The government is beginning to disintegrate, from the top down and from the bottom up. While the leadership crisis remains unresolved, the activities of the government on the ground are blighted. Nothing works. The Home Office staggers from crisis to crisis as incompetence is piled upon confusion. Last week we learned that illegal immigrants are being given national insurance numbers, that conviction rates for serious offences are unacceptably low, according to Lord Goldsmith, and that plans are being laid for a mass early release of prisoners because of overcrowded jails.

The inability of the Home Office to get its act together is threatening race relations in this country. We’ve had inmates walking out of open jails; foreign prisoners not being deported; illegal immigrants cleaning the offices of the Immigration and Nationality Department. Public attitudes are hardening toward all immigrants, legal or otherwise, who are all being regarded as a potential threat.
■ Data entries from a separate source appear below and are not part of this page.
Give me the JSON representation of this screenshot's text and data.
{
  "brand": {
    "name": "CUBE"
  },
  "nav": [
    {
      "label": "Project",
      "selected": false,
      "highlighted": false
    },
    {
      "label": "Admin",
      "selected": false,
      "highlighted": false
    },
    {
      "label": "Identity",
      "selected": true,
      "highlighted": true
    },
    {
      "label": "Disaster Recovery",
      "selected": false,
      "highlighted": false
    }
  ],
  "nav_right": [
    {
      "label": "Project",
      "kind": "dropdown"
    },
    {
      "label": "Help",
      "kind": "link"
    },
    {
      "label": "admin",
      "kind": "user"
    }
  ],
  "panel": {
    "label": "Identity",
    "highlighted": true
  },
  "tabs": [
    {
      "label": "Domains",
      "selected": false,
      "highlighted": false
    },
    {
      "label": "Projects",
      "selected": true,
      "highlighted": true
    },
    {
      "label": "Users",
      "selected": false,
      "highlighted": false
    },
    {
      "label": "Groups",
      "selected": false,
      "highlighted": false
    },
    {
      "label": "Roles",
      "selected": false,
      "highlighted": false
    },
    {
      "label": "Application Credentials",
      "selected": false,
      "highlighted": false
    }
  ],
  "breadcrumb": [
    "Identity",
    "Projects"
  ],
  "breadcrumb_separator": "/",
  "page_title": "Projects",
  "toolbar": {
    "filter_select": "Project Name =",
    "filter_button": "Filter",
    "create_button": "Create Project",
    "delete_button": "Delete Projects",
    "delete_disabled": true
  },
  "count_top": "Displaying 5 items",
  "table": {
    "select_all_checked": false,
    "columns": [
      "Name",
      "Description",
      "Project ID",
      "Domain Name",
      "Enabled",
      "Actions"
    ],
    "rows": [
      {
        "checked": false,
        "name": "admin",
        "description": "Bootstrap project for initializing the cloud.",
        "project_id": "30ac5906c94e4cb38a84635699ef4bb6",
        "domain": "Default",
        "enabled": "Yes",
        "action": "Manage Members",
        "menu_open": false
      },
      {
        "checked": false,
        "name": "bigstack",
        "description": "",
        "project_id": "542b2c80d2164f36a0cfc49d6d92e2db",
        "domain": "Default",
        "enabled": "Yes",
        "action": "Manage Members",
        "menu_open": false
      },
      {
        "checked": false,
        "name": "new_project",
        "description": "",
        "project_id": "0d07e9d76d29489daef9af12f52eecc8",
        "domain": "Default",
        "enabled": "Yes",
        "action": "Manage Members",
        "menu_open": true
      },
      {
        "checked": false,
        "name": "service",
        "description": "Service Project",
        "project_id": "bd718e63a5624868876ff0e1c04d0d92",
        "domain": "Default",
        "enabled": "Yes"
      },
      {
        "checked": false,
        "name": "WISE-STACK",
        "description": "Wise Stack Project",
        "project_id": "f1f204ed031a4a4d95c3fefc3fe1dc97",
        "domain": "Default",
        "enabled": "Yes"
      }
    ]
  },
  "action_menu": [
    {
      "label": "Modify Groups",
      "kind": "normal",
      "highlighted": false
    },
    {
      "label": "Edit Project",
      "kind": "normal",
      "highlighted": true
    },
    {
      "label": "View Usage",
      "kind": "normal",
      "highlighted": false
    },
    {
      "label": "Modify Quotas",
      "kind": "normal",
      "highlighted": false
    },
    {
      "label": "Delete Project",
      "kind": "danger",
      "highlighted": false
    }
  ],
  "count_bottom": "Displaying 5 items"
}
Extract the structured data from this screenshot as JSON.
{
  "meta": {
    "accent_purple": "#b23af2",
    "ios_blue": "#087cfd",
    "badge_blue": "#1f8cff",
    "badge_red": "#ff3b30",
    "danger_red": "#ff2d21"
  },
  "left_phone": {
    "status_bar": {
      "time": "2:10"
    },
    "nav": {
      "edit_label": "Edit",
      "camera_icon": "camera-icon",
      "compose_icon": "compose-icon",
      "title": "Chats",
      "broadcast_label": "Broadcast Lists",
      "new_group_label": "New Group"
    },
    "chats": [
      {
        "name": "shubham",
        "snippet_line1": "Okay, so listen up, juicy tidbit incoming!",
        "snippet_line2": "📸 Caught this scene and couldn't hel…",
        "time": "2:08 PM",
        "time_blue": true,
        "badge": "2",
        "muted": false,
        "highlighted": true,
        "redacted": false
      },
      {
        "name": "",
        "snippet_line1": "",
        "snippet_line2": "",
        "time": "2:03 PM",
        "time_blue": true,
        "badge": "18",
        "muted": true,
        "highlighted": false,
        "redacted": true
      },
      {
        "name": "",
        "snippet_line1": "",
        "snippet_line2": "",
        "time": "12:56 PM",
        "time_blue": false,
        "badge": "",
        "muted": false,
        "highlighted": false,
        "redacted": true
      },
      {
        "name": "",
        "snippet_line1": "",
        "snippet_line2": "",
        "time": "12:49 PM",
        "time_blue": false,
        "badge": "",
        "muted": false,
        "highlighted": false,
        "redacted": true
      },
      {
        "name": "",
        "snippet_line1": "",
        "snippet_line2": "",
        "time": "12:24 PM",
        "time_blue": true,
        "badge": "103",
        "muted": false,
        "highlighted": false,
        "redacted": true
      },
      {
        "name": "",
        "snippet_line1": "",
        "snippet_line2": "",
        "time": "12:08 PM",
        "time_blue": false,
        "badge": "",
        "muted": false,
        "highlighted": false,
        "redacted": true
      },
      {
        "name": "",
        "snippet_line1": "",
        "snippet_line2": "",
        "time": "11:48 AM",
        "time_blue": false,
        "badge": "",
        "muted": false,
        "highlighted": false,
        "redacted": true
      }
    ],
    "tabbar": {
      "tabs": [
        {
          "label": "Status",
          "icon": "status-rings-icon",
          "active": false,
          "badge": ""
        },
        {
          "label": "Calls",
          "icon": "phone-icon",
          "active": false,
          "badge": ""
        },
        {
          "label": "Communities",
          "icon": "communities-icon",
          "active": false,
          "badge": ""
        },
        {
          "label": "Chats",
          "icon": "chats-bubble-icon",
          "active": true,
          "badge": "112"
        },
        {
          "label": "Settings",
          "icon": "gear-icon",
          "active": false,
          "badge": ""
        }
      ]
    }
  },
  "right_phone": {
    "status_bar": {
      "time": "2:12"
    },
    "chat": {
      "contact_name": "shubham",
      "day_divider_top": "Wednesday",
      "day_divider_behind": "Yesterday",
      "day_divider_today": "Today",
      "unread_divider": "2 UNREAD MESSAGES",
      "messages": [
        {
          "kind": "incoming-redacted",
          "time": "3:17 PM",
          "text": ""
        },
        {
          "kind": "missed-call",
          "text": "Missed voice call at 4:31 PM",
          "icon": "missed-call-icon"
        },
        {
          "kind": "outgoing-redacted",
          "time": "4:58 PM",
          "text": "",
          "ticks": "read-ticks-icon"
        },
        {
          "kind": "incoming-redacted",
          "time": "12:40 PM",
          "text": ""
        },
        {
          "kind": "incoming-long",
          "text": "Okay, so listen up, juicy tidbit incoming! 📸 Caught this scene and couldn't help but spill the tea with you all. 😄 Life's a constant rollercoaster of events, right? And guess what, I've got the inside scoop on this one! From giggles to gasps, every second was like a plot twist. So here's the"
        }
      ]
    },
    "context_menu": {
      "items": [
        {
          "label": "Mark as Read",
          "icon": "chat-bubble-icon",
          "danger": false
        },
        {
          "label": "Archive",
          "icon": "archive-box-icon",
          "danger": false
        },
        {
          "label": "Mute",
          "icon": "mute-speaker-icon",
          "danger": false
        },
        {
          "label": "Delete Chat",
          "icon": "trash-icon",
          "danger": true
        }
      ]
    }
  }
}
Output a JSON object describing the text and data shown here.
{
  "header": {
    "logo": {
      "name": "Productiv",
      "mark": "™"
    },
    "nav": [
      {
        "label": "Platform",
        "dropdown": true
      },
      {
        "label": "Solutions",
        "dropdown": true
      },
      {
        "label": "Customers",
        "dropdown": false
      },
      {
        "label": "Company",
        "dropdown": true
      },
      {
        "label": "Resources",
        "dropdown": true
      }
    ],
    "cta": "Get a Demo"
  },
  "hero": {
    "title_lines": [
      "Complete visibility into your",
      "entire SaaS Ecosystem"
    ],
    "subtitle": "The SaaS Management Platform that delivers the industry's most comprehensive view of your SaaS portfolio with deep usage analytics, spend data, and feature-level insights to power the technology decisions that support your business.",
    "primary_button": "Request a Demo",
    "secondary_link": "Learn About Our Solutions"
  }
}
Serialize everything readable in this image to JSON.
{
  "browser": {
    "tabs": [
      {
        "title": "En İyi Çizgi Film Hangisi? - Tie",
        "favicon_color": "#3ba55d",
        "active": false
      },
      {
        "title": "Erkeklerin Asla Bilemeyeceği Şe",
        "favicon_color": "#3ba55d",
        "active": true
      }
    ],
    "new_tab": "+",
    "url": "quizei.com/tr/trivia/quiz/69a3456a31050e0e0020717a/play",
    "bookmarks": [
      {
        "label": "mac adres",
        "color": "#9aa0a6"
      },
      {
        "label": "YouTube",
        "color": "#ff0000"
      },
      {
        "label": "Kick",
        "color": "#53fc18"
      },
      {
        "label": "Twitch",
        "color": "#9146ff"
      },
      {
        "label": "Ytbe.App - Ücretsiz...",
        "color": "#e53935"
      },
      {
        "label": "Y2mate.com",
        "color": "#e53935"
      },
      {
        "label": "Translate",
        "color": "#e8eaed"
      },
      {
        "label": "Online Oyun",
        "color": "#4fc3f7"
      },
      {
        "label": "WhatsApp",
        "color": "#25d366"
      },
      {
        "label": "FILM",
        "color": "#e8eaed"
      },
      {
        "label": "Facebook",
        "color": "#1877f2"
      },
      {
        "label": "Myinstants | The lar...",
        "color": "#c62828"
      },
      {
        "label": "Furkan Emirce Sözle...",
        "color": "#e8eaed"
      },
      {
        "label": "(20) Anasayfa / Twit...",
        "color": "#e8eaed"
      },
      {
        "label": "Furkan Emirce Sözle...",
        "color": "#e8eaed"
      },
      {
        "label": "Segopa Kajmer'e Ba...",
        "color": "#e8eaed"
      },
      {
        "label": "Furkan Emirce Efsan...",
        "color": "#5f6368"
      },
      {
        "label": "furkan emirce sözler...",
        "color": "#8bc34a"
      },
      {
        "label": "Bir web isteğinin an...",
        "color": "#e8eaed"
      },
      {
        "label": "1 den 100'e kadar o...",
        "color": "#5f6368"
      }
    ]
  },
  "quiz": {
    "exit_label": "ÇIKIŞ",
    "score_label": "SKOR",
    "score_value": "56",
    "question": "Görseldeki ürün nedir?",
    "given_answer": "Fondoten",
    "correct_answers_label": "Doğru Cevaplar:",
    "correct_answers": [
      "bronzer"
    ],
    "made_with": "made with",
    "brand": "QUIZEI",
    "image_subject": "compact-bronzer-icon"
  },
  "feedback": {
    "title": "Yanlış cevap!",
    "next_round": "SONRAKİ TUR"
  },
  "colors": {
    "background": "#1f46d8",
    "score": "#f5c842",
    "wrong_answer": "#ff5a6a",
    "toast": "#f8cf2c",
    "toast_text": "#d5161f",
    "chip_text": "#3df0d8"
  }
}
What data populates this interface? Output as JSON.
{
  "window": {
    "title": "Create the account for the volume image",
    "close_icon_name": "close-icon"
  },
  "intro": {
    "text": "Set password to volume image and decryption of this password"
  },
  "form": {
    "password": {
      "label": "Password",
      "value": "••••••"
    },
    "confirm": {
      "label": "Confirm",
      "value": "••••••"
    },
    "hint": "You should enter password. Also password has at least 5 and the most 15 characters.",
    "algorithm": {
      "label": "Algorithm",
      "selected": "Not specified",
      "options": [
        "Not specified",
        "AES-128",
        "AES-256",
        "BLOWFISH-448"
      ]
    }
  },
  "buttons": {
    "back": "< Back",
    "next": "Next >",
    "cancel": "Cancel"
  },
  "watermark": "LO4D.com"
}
Dr John Reid’s decision to take on the civil servants is understandable, but high risk. There is evidence that some of the recent revelations have come from within the Home Office from disgruntled civil servants who don’t like his style. His eighth ministerial post looks like being his last.

But the Home Office isn’t the only dysfunctional department in Whitehall. Last week we learned that the IT system for the English NHS is now fourteen billion over budget - yes, that’s #14,000,000,000. The “choose and book” system for putting medical records online wasn’t exactly cheap when it was six billion, but now the cost has risen to twenty - and doctors still aren’t using it.

Then there is the two billion that the Treasury has distributed in overpaid tax credits - for the second year running. The Child Support Agency scandal is finally being resolved - but only by winding up the entire agency and writing off billions in unpaid child maintenance. Fathers who have been paying responsibly are made to look mugs.

I’ve said it before, but this UK administration makes the Scottish Executive look like a model of competent administration. It is hard to find any area of UK government activity which seems to be running smoothly right now. This is a direct result of the collapse in authority of the Prime Minister and the evaporation of political leadership in Westminster. The government has become “accident prone” - has hacks call it - just as in the dying days of John Major. The stench of sleaze, following the loans-for honours scandals is also redolent of a decadent administration which is on its way out.

It is a measure of the government’s desperation that Labour MPs are seriously looking to the World Cup to draw a line under this catalogue of misfortune. Yes, David Beckham’s men are expected to ride to Blair’s rescue by putting up a good show and uniting the country once again - give or take Scotland. You may laugh, but it is imprinted in Labour’s collective memory that Harold Wilson won the 1966 general election on the back of England’s victory in the world cup that year. Perhaps, some Labour analysts think, history might repeat itself. Some hope. Voters aren’t so easily fooled these days.

Though there is, perhaps, an opportunity here for the government to regroup. From Friday, England will become obsessed with what is happening in Germany and Prescott’s belly will become an unpleasant memory. This is a window through which Labour might be able to toss some of the rubbish that has accumulated in the last few months - such as John Prescott himself. But even a World Cup victory could not salvage his boss - the rot has gone too far.

However, the summer sporting events might just possibly provide an opportunity for Gordon Brown to take over as captain, and for Blair to get a free transfer to the US lecture circuit. It is as plain as the three lions on England’s shirts that the only way to put this government together again is to provide a new leadership, a new start under a new man. There is still time - just.

If England do well, and the country is at peace, Tony Blair might see it as a moment to announce that he is going to go after the Labour conference in September. Unfortunately, that’s about as likely as Trinidad and Tobago winning the World Cup.